To further confirm the functions of KIAA0125 in cell proliferation, migration, and invasion, we used siRNA to knockdown endogenous KIAA0125. The pre-designed siRNA effectively silenced KIAA0125 in HCT116 and SW480 cells (Figure 3A). After siRNA transfection for 72 h, the cell viability was increased in HCT116 and SW480 cells when compared with scramble siRNA transfection groups, which suggested that KIAA0125 silencing promoted cell proliferation (Figure 3B). Next, we examined the potential of cell migration and invasion under KIAA0125 knockdown using transwell assays with or without matrigel coating, respectively. As shown in Figures 3C, 3D, and 3E, KIAA0125 silencing increased the migratory and invasive ability of HCT116 and SW480 cells. In summary, KIAA0125 was directly involved in the regulation of cell proliferation, migration, and invasion in CRC cells.

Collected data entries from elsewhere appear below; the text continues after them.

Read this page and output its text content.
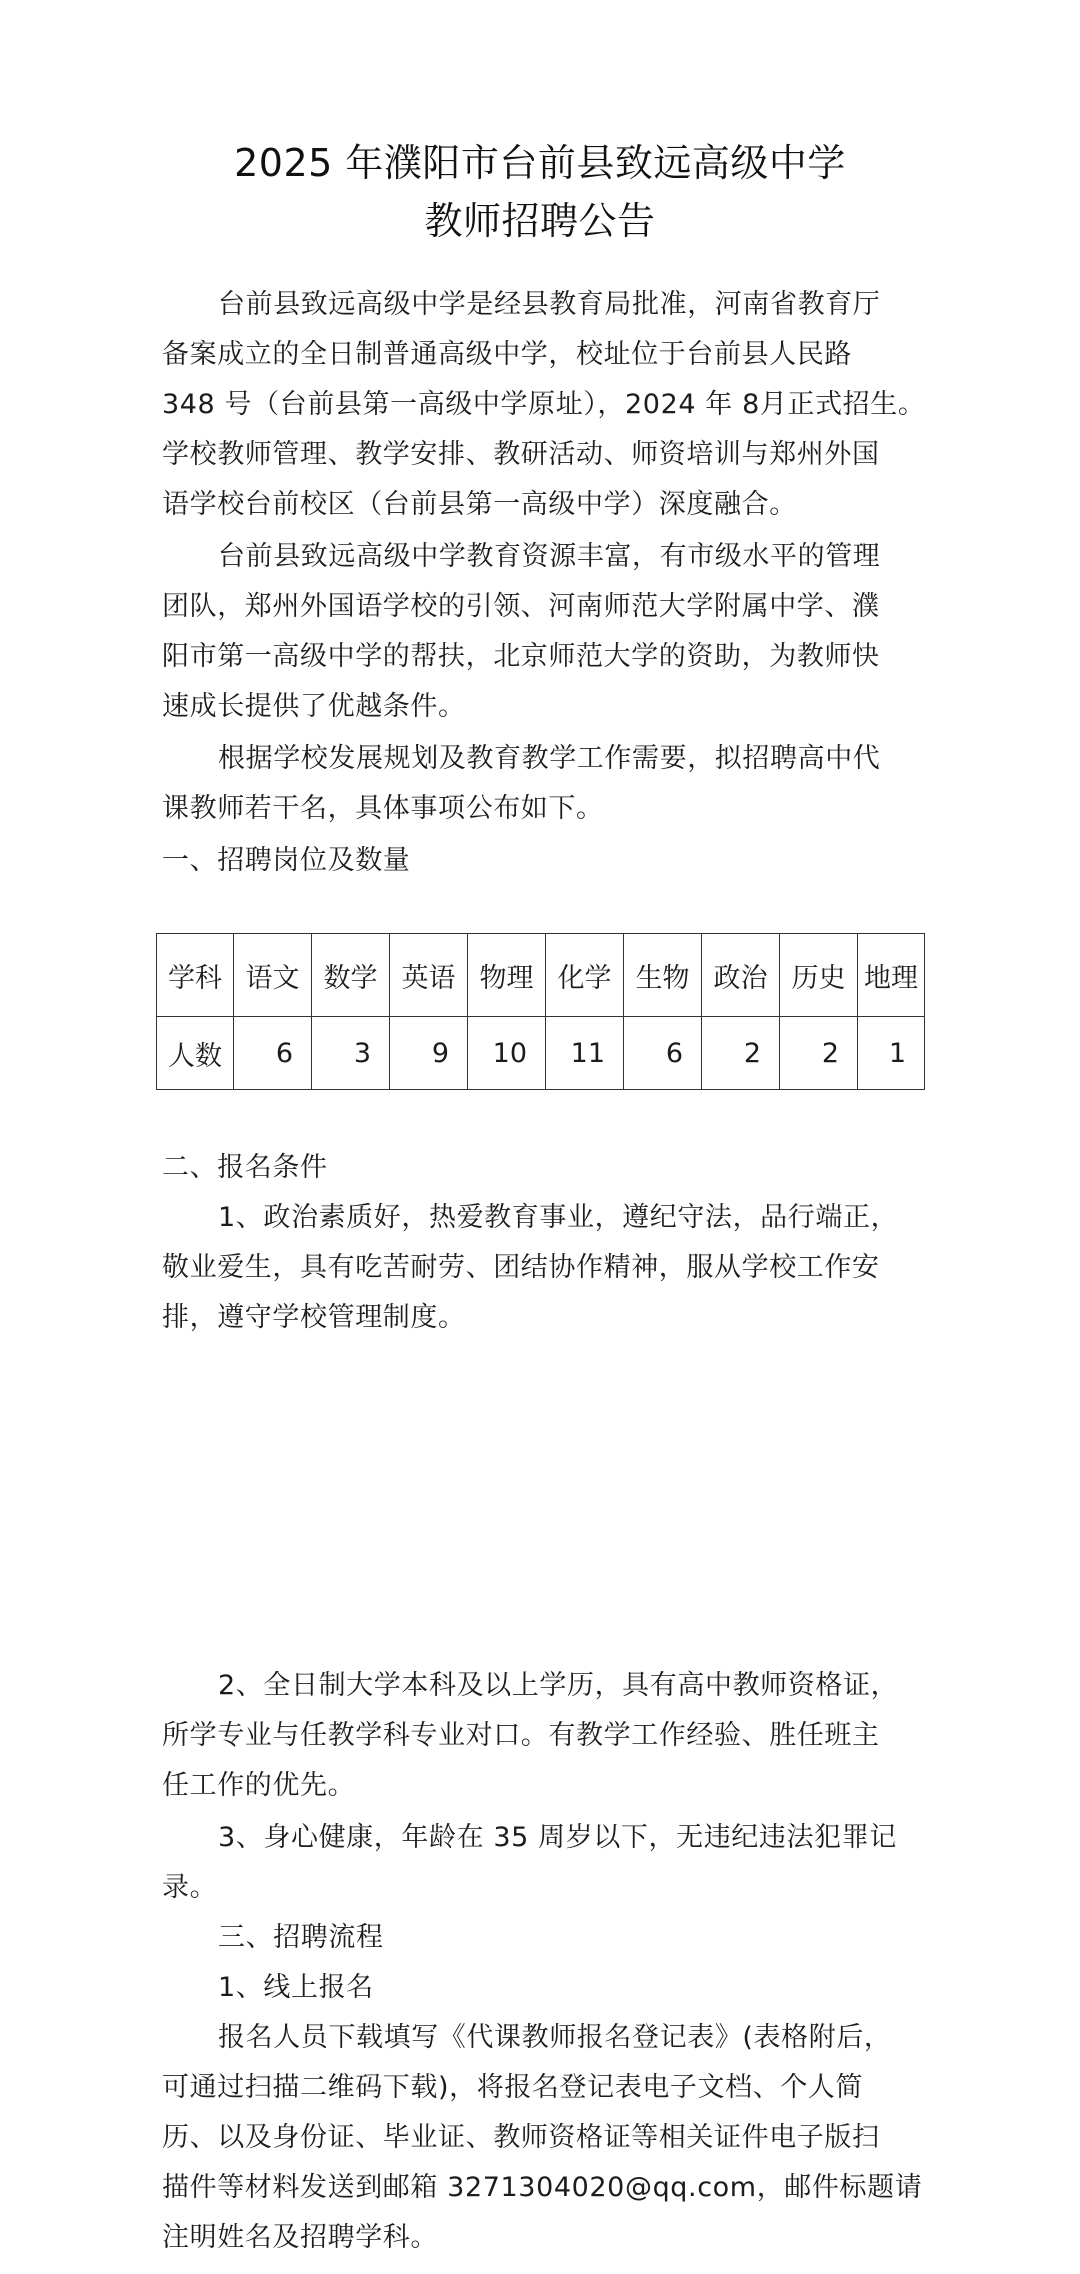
2025 年濮阳市台前县致远高级中学
教师招聘公告
台前县致远高级中学是经县教育局批准，河南省教育厅
备案成立的全日制普通高级中学，校址位于台前县人民路
348 号（台前县第一高级中学原址），2024 年 8月正式招生。
学校教师管理、教学安排、教研活动、师资培训与郑州外国
语学校台前校区（台前县第一高级中学）深度融合。
台前县致远高级中学教育资源丰富，有市级水平的管理
团队，郑州外国语学校的引领、河南师范大学附属中学、濮
阳市第一高级中学的帮扶，北京师范大学的资助，为教师快
速成长提供了优越条件。
根据学校发展规划及教育教学工作需要，拟招聘高中代
课教师若干名，具体事项公布如下。
一、招聘岗位及数量
学科	语文	数学	英语	物理	化学	生物	政治	历史	地理
人数	6	3	9	10	11	6	2	2	1
二、报名条件
1、政治素质好，热爱教育事业，遵纪守法，品行端正，
敬业爱生，具有吃苦耐劳、团结协作精神，服从学校工作安
排，遵守学校管理制度。
2、全日制大学本科及以上学历，具有高中教师资格证，
所学专业与任教学科专业对口。有教学工作经验、胜任班主
任工作的优先。
3、身心健康，年龄在 35 周岁以下，无违纪违法犯罪记
录。
三、招聘流程
1、线上报名
报名人员下载填写《代课教师报名登记表》(表格附后，
可通过扫描二维码下载)，将报名登记表电子文档、个人简
历、以及身份证、毕业证、教师资格证等相关证件电子版扫
描件等材料发送到邮箱 3271304020@qq.com，邮件标题请
注明姓名及招聘学科。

KIAA0125 inhibits EMT through Wnt/β-catenin signaling in CRC

EMT has been demonstrated as a key program and been activated during cancer development (Mani et al., 2008). Among several signaling pathways, Wnt signaling pathway has been shown to directly contribute to EMT (Gasior et al., 2017). Thus, we first examined the expression of several EMT-related proteins under the condition of ectopic KIAA0125 expression in HCT116 and SW480 cells. As shown in Figures 4A and 4B, the epithelial marker, E-cadherin, was increased and mesenchymal markers, N-cadherin and vimentin, were decreased after KIAA0125 overexpression. In addition, the expression of matrix metalloproteinase-2, which represented the cell invasive potential was decreased after KIAA0125 overexpression. Next, we explored the effects of KIAA0125 overexpression on β-catenin, which is the key regulator in Wnt canonical pathway (MacDonald et al., 2009). The overexpression of KIAA0125 suppressed β-catenin at both messenger RNA (mRNA) level (Figure 4C) and protein level (Figures 4D and 4E). We then analyzed myc and cyclin D1, which are the targets of β-catenin. The levels of protein expression were also decreased after KIAA0125 overexpression. Taken together, the above data suggested that KIAA0125 exerted functions by regulating Wnt/β-catenin signaling in CRC cells.